The court agreed that the employer did not violate the ADA when, for safety justifications, it required the plaintiff to undergo evaluation and treatment before returning as a commercial driver. However, the court was not persuaded that the employer provided a reasonable accommodation to the plaintiff.  The employer contended it made a policy decision as a matter of business necessity and public safety by prohibiting alcoholic drivers from returning to driving. The evaluation and treatment process for alcoholics would serve a business necessity of not having an alcoholic drive a commercial vehicle, but it was not served in this case because there was no opportunity for an evaluated and treated alcoholic to return to his position.  The court ultimately concluded that the employer’s blanket “no-return” policy violated the ADA.

Alcoholism and the ADA

Although some state disability civil rights statutes explicitly exclude alcoholism as a disability, a person who currently uses alcohol is not automatically denied protection under the ADA. The question of whether alcohol addiction is a disability is an individualized inquiry. Further, since the primary purpose of the ADAAA is to make it easier for people with disabilities to obtain protection under the Act, Congress has made it clear that the ADAAA’s definition of “disability” must be broadly construed.  Again, the focus should be an individualized inquiry and the interactive process.

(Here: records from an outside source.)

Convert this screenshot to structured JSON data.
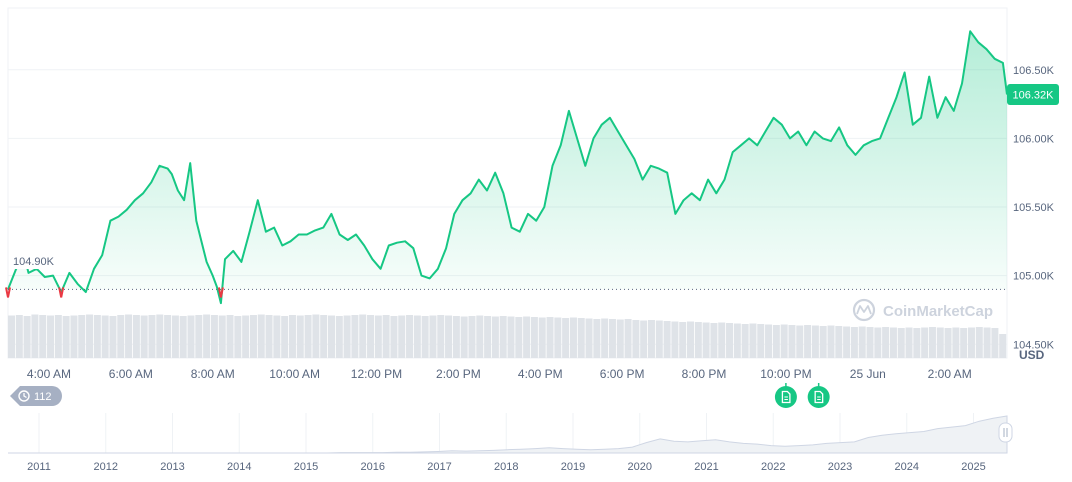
{
  "colors": {
    "line": "#16c784",
    "line_below": "#ea3943",
    "area_top": "#16c784",
    "grid": "#eff2f5",
    "axis_text": "#58667e",
    "volume": "#dfe3e8",
    "current_badge_bg": "#16c784",
    "baseline_badge_bg": "#ffffff",
    "nav_area": "#eff2f5",
    "nav_line": "#cfd6e4"
  },
  "chart_data": {
    "type": "line",
    "currency_label": "USD",
    "watermark": "CoinMarketCap",
    "current_value_label": "106.32K",
    "baseline_label": "104.90K",
    "baseline_value": 104.9,
    "ylim": [
      104.4,
      106.95
    ],
    "y_ticks": [
      {
        "value": 104.5,
        "label": "104.50K"
      },
      {
        "value": 105.0,
        "label": "105.00K"
      },
      {
        "value": 105.5,
        "label": "105.50K"
      },
      {
        "value": 106.0,
        "label": "106.00K"
      },
      {
        "value": 106.5,
        "label": "106.50K"
      }
    ],
    "xlim": [
      3.0,
      27.4
    ],
    "x_ticks": [
      {
        "value": 4,
        "label": "4:00 AM"
      },
      {
        "value": 6,
        "label": "6:00 AM"
      },
      {
        "value": 8,
        "label": "8:00 AM"
      },
      {
        "value": 10,
        "label": "10:00 AM"
      },
      {
        "value": 12,
        "label": "12:00 PM"
      },
      {
        "value": 14,
        "label": "2:00 PM"
      },
      {
        "value": 16,
        "label": "4:00 PM"
      },
      {
        "value": 18,
        "label": "6:00 PM"
      },
      {
        "value": 20,
        "label": "8:00 PM"
      },
      {
        "value": 22,
        "label": "10:00 PM"
      },
      {
        "value": 24,
        "label": "25 Jun"
      },
      {
        "value": 26,
        "label": "2:00 AM"
      }
    ],
    "series": [
      {
        "x": [
          3.0,
          3.2,
          3.4,
          3.5,
          3.7,
          3.9,
          4.1,
          4.3,
          4.5,
          4.7,
          4.9,
          5.1,
          5.3,
          5.5,
          5.7,
          5.9,
          6.1,
          6.3,
          6.5,
          6.7,
          6.9,
          7.0,
          7.15,
          7.3,
          7.45,
          7.6,
          7.7,
          7.85,
          8.0,
          8.1,
          8.2,
          8.3,
          8.5,
          8.7,
          8.9,
          9.1,
          9.3,
          9.5,
          9.7,
          9.9,
          10.1,
          10.3,
          10.5,
          10.7,
          10.9,
          11.1,
          11.3,
          11.5,
          11.7,
          11.9,
          12.1,
          12.3,
          12.5,
          12.7,
          12.9,
          13.1,
          13.3,
          13.5,
          13.7,
          13.9,
          14.1,
          14.3,
          14.5,
          14.7,
          14.9,
          15.1,
          15.3,
          15.5,
          15.7,
          15.9,
          16.1,
          16.3,
          16.5,
          16.7,
          16.9,
          17.1,
          17.3,
          17.5,
          17.7,
          17.9,
          18.1,
          18.3,
          18.5,
          18.7,
          18.9,
          19.1,
          19.3,
          19.5,
          19.7,
          19.9,
          20.1,
          20.3,
          20.5,
          20.7,
          20.9,
          21.1,
          21.3,
          21.5,
          21.7,
          21.9,
          22.1,
          22.3,
          22.5,
          22.7,
          22.9,
          23.1,
          23.3,
          23.5,
          23.7,
          23.9,
          24.1,
          24.3,
          24.5,
          24.7,
          24.9,
          25.1,
          25.3,
          25.5,
          25.7,
          25.9,
          26.1,
          26.3,
          26.5,
          26.7,
          26.9,
          27.1,
          27.3,
          27.4
        ],
        "values": [
          104.9,
          105.05,
          105.14,
          105.02,
          105.05,
          104.99,
          105.0,
          104.88,
          105.02,
          104.94,
          104.88,
          105.05,
          105.15,
          105.4,
          105.43,
          105.48,
          105.55,
          105.6,
          105.68,
          105.8,
          105.78,
          105.74,
          105.62,
          105.55,
          105.82,
          105.4,
          105.28,
          105.1,
          105.0,
          104.92,
          104.8,
          105.12,
          105.18,
          105.1,
          105.32,
          105.55,
          105.32,
          105.35,
          105.22,
          105.25,
          105.3,
          105.3,
          105.33,
          105.35,
          105.45,
          105.3,
          105.26,
          105.3,
          105.22,
          105.12,
          105.05,
          105.22,
          105.24,
          105.25,
          105.2,
          105.0,
          104.98,
          105.05,
          105.2,
          105.45,
          105.55,
          105.6,
          105.7,
          105.62,
          105.75,
          105.6,
          105.35,
          105.32,
          105.45,
          105.4,
          105.5,
          105.8,
          105.95,
          106.2,
          106.0,
          105.8,
          106.0,
          106.1,
          106.15,
          106.05,
          105.95,
          105.85,
          105.7,
          105.8,
          105.78,
          105.75,
          105.45,
          105.55,
          105.6,
          105.55,
          105.7,
          105.6,
          105.7,
          105.9,
          105.95,
          106.0,
          105.95,
          106.05,
          106.15,
          106.1,
          106.0,
          106.05,
          105.95,
          106.05,
          106.0,
          105.98,
          106.08,
          105.95,
          105.88,
          105.95,
          105.98,
          106.0,
          106.15,
          106.3,
          106.48,
          106.1,
          106.15,
          106.45,
          106.15,
          106.3,
          106.2,
          106.4,
          106.78,
          106.7,
          106.65,
          106.58,
          106.55,
          106.32
        ],
        "below_baseline_points": [
          3.0,
          4.3,
          8.2
        ]
      }
    ],
    "volume": [
      85,
      86,
      84,
      87,
      86,
      85,
      86,
      84,
      85,
      86,
      87,
      86,
      85,
      84,
      86,
      87,
      86,
      85,
      86,
      87,
      86,
      85,
      84,
      85,
      86,
      87,
      86,
      85,
      86,
      84,
      85,
      86,
      87,
      86,
      85,
      84,
      86,
      85,
      86,
      87,
      86,
      85,
      84,
      85,
      86,
      87,
      86,
      85,
      86,
      84,
      85,
      86,
      85,
      84,
      85,
      86,
      85,
      84,
      83,
      84,
      85,
      84,
      83,
      84,
      83,
      82,
      83,
      82,
      81,
      82,
      81,
      80,
      81,
      80,
      79,
      78,
      79,
      78,
      77,
      78,
      76,
      75,
      76,
      75,
      74,
      73,
      72,
      73,
      72,
      71,
      70,
      71,
      70,
      69,
      68,
      69,
      68,
      67,
      66,
      67,
      66,
      65,
      66,
      65,
      64,
      65,
      64,
      63,
      62,
      63,
      62,
      61,
      62,
      61,
      60,
      61,
      60,
      61,
      62,
      61,
      60,
      61,
      60,
      61,
      62,
      61,
      60,
      48
    ]
  },
  "history_badge": {
    "icon": "history-icon",
    "count": "112"
  },
  "event_markers": [
    {
      "icon": "document-icon",
      "x": 22.0
    },
    {
      "icon": "document-icon",
      "x": 22.8
    }
  ],
  "navigator": {
    "year_ticks": [
      "2011",
      "2012",
      "2013",
      "2014",
      "2015",
      "2016",
      "2017",
      "2018",
      "2019",
      "2020",
      "2021",
      "2022",
      "2023",
      "2024",
      "2025"
    ],
    "profile": [
      0,
      0,
      0,
      0,
      0,
      0,
      0,
      0,
      0,
      0,
      0,
      0,
      0,
      0,
      0,
      0,
      0,
      0,
      0,
      0,
      0,
      0,
      0,
      0,
      0.01,
      0.01,
      0.01,
      0.01,
      0.02,
      0.02,
      0.03,
      0.04,
      0.06,
      0.05,
      0.06,
      0.07,
      0.09,
      0.1,
      0.12,
      0.14,
      0.12,
      0.1,
      0.09,
      0.1,
      0.12,
      0.16,
      0.28,
      0.38,
      0.32,
      0.3,
      0.33,
      0.36,
      0.3,
      0.26,
      0.24,
      0.2,
      0.18,
      0.2,
      0.22,
      0.26,
      0.28,
      0.3,
      0.42,
      0.48,
      0.52,
      0.55,
      0.58,
      0.66,
      0.7,
      0.74,
      0.86,
      0.94,
      1.0
    ]
  }
}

Employers may still discipline, discharge and/or deny employment to an alcoholic whose use of alcohol adversely affects job performance or conduct. Employers may also prohibit alcohol use in the workplace and require that employees not be under the influence of alcohol while working. Employers may also continue to test employees for on-duty impairment by alcohol and remove those employees who test positive. It was not discipline that got the employer in trouble in this case, it was the no-exceptions, “no-return” policy.

Lesson for Employers

It is too soon to determine what effect, if any, the Old Dominion decision will have in other jurisdictions.  However, it is clear that the EEOC intends to challenge blanket policies, and certain courts are sympathetic to challengers of these type of policies.  This decision does not affect an employer’s right to terminate an employee for operating under the influence or consuming alcohol in the workplace. It is important to remember that each case is different and an individualized inquiry is necessary to identify and balance the competing concerns. It’s also prudent to consult your employment counsel when analyzing these types of decisions and/or accommodations.